Oeste​ ​paulista​ ​em​ ​alerta​ ​contra​ ​os​ ​perigos​ ​do​ ​fracking

População participa de encontros informativos em diversos municípios e defende a proteção da região

 

Por Daiana Lopes

Representantes e voluntários da COESUS – Coalizão Não Fracking Brasil pelo Clima, Água e Vida – e da 350.org Brasil estão percorrendo cidades do oeste paulista, mais especificamente da região de Presidente Prudente, para alertar a população sobre os perigos da exploração não convencional de petróleo e gás pela técnica do fracking. Uma palestra de conscientização aberta à comunidade e representantes do poder público reuniu mais de 450 pessoas em Martinópolis na noite desta segunda-feira (13).
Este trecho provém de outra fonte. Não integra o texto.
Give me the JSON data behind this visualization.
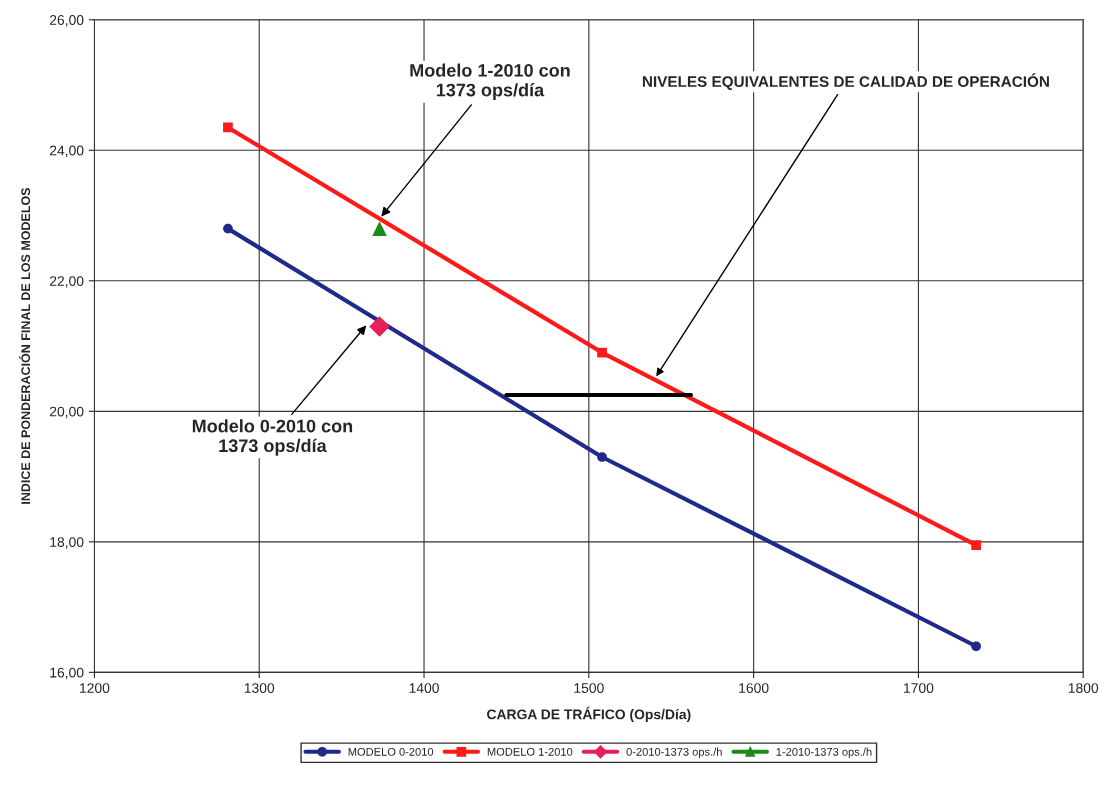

“Estamos buscando informar e conscientizar a população sobre a gravidade da ANP  ter feito leilões de blocos de exploração de gás, sem transparência, sem publicidade, sem consultar a população e e sem estudo de impacto”, afirma José Lira, coordenador estadual da COESUS,  especialista em direito ambiental.

Nicole Figueiredo de Oliveira, diretora da 350.org Brasil e América Latina, e coordenadora nacional da COESUS, e Juliano Bueno de Araujo, coordenador de campanhas climáticas da 350.org Brasil e fundador da COESUS, participaram do encontro e explicaram à população os riscos de contaminação do solo, do ar e, principalmente, da água pelo método do fraturamento hidráulico.
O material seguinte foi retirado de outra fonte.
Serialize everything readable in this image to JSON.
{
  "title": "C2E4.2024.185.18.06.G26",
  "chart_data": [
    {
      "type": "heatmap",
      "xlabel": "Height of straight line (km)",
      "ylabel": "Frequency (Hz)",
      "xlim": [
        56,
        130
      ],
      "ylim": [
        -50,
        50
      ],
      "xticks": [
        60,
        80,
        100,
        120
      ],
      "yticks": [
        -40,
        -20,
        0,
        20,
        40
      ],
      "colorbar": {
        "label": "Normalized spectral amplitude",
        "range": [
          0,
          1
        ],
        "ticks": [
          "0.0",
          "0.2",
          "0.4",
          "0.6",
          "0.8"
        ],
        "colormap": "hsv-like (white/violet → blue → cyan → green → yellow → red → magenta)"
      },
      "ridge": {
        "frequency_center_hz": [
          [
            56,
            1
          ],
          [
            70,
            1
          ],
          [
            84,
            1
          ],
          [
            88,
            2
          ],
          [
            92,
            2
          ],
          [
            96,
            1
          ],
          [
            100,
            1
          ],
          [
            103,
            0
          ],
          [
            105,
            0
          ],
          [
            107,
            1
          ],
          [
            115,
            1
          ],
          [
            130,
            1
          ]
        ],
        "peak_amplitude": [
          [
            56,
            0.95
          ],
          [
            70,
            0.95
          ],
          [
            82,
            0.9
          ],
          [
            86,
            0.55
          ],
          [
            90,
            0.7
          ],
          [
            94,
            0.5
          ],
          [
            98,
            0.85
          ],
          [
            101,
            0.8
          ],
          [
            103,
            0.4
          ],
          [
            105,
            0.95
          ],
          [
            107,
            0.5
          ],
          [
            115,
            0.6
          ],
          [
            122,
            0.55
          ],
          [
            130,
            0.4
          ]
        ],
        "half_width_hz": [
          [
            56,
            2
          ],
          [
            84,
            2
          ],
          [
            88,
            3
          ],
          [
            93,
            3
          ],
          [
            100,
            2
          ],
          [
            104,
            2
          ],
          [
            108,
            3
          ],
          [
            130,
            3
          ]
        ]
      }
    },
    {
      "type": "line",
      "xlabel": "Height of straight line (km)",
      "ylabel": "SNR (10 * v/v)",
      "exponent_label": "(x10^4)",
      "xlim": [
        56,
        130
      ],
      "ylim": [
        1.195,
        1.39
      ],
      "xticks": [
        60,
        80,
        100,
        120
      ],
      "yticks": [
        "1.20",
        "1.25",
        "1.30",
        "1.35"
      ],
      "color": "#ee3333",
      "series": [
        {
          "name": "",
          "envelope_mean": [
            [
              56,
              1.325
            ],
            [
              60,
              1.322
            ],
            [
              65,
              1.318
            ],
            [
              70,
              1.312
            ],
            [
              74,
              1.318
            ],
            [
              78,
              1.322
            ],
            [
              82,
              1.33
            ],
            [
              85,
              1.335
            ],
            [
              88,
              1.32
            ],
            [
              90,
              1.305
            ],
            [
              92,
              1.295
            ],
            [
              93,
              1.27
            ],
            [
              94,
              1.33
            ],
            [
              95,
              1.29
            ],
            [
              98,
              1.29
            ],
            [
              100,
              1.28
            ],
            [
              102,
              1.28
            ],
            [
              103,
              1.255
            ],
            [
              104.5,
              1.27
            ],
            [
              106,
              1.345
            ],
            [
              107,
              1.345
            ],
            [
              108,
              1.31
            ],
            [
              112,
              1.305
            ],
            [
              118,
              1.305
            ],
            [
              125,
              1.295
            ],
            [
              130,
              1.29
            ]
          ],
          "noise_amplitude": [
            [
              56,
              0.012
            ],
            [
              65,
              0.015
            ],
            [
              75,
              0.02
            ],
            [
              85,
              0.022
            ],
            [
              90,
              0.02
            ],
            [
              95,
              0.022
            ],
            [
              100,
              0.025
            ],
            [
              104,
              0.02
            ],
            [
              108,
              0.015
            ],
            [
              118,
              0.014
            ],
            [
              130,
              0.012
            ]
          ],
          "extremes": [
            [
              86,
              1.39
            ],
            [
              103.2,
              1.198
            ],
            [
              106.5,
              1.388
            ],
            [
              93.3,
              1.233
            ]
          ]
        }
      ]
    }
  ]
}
Martinópolis localiza-se sobre o Aquífero Guarani, o segundo mais importante da América Latina e uma das principais reservas subterrâneas de água doce do mundo.“Como mulher, me preocupo muito com a contaminação hormonal, os riscos de má formação de feto e abortos, causados por todas as substâncias tóxicas lançadas no ambiente pelo fracking. Não podemos permitir que nossa saúde e das gerações futuras sejam prejudicadas. Por isso, essa é uma campanha em defesa da vida”, afirmou Nicole Oliveira.

Proibição do fracking como meta

O procurador da República de Presidente Prudente, Luiz Roberto Gomes, e o procurador do município de Martinópolis, Dr. Galileu Marinho das Chagas vêm participando ativamente das ações coordenadas pela COESUS no oeste paulista. Nas palestras e encontros oferecidos à comunidade eles apresentam as ações jurídicas necessárias para o banimento do fracking na região.
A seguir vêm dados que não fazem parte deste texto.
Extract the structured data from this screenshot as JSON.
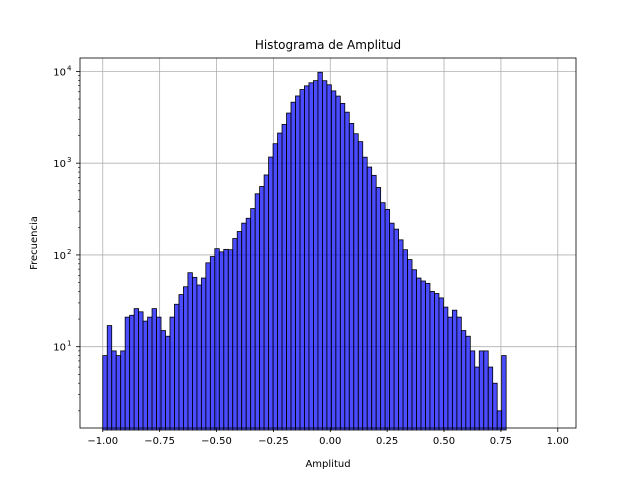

“Podemos ter contato com a população local e explicar no caso do Ministério Público Federal as ações realizadas para proteger o meio ambiente”, relata Luiz Roberto Gomes. O procurador da República se refere à liminar, de 3 de outubro de 2017, que suspende a licitação dos blocos de exploração de gás de xisto na região e os contratos de concessão assinados com as empresas. Gomes explica, no entanto, que à decisão cabe recurso e por isso é essencial que os municípios criem suas próprias leis para impedir a prática.

O procurador de Martinópolis, Dr. Galileu Marinho,  enfatiza a importância de que todos os municípios da região atuem por meio da legislação municipal para proibir o fracking, uma vez que os danos causados pela atividade atingem um raio de até 80 km. “A região está totalmente sem informação. Foi a sétima palestra que realizamos para alertar a população sobre os perigos do fracking, e para incentivar os prefeitos e vereadores a criarem suas leis”, relata Marinho.

O projeto de lei municipal que impede as atividades de exploração não convencional de petróleo e gás foi apresentado pelo prefeito de Martinópolis em outubro e a expectativa, após a  sensibilização pública desta segunda-feira, é que a comunidade apoie a aprovação do projeto pela Câmara de Vereadores.

Nesta terça, a COESUS realiza novo encontro público na cidade de Álvares Machado e, na sexta, em Presidente Epitácio. O objetivo da coordenação estadual da COESUS é percorrer a região e conseguir a proibição do fracking nos 53 municípios da macro-região de Presidente Prudente.